13). What advice would you give others who are pursuing writing?

Write.  Write some more. Keep writing.  I can’t tell you how many times I’ve heard someone say, “I’d like to be a writer.”  My first question is, “What are you writing right now?”  I get mumbled responses about some poem or a bunch of notes on an idea.  Yeah, no. If you want to be a writer, write.  And read.  Learn from the masters.  If you’ve been reading since you were a kid, all the better.  Our brains are wired for story, but the more you read, the more ingrained the story formula becomes in your psyche.  And finishwriting something, anything.  Start with a short story.  Just finish the dang thing.  Then try something longer, more complex or pick up where your short story left off.   Then show it to someone and ask for honest feedback.  Be brave and trust that you won’t die from criticism.  Take what seems honest feedback and trust your gut.  It’s your story.  And make a plan for getting published, whether you want to go the traditional route or self-publish.  Do your research, ask those who’ve gone before you and never, ever give up.  If a writing career is what you want, prepare to be in it for the long haul. Very, very few writers make it overnight.  Most have worked at this for years.  Be patient.  Your time will come.

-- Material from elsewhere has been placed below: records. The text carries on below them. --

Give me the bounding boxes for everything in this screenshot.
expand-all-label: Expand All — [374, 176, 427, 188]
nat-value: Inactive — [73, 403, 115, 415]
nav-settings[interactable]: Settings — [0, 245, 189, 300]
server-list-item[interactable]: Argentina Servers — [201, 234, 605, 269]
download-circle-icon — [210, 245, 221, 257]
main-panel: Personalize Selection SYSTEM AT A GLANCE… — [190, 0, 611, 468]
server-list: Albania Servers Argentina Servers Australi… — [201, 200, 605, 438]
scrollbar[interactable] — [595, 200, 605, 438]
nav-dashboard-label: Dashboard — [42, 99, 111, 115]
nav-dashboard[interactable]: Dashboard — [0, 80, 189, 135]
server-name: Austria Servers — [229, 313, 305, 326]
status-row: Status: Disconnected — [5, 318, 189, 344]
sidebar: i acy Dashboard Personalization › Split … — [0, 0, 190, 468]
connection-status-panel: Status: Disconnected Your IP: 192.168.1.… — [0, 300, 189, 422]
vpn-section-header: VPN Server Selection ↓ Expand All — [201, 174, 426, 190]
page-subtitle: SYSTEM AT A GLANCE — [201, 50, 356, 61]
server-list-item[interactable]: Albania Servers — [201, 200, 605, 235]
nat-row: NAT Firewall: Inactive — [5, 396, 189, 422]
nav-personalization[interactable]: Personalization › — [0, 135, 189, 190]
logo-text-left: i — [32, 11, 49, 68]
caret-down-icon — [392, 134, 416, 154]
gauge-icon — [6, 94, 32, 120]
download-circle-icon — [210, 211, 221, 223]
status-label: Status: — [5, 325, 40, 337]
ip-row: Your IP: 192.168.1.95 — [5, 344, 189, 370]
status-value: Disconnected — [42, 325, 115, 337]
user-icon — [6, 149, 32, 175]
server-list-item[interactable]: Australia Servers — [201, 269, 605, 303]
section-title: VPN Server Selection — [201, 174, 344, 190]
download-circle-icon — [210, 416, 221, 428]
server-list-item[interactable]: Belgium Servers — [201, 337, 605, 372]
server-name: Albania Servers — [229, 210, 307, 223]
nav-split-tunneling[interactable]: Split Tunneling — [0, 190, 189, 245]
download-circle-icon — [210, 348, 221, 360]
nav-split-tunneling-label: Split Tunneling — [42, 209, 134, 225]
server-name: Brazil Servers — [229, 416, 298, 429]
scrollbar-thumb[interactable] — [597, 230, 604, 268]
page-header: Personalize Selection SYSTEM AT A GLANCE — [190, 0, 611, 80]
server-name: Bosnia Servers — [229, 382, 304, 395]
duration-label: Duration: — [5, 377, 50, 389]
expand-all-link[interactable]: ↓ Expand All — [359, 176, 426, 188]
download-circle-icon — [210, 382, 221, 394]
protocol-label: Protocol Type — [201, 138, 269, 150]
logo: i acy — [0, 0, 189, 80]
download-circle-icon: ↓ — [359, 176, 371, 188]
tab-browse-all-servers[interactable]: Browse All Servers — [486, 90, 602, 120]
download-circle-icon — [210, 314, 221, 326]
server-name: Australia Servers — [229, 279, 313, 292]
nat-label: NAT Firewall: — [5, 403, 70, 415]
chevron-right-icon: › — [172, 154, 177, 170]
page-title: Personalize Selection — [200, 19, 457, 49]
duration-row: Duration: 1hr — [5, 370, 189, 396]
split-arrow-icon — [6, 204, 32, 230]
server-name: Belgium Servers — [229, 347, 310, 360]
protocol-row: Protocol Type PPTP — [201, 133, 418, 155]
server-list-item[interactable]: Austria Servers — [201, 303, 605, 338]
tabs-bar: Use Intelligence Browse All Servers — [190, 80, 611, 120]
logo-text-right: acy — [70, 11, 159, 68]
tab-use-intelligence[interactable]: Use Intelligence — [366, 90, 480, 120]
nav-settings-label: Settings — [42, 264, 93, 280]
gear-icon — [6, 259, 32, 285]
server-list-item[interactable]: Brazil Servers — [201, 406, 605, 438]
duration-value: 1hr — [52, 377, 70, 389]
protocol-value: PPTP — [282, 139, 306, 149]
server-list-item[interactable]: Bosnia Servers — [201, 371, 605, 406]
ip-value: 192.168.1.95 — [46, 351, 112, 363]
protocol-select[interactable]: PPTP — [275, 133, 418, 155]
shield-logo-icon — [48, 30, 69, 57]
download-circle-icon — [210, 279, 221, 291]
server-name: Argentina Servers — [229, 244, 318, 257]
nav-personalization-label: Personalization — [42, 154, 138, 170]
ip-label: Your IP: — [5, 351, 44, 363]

14). If you were stranded on a desert island with one of your characters, who would you pick and why?
Um, Wolf.  Yeah. Hoo, yeah.  Why?  Have you read the book?  First off, he’s hot and I wrote him the wayI’d want my hero to be. Second, he’s vampire.  He can do some amazing stuff and we wouldn’t be stranded too long; just long enough for the good stuff to go down.  *biggest grin*



Author Bio:
Melissa Lummis considers herself a truth seeker, a peaceful warrior, a paranormal and fantasy writer, an avid reader, a thru-hiker GAàME ’98, a wife, a mother, and a free thinker.  She believes the universe conspires to help an adventurer.  And if we live our lives as if it is a daring adventure (and it is!), then everything we need will find its way to us.
The author lives in rural Virginia with her husband, two children, an Alaskan Malamute and a myriad of forest creatures.  The nature of her mind dictates that she write to stay sane.  Otherwise, her fertile imagination takes off on tangents of its own accord, creating scenarios and worlds that confuse the space-time continuum. Namaste, dear friends.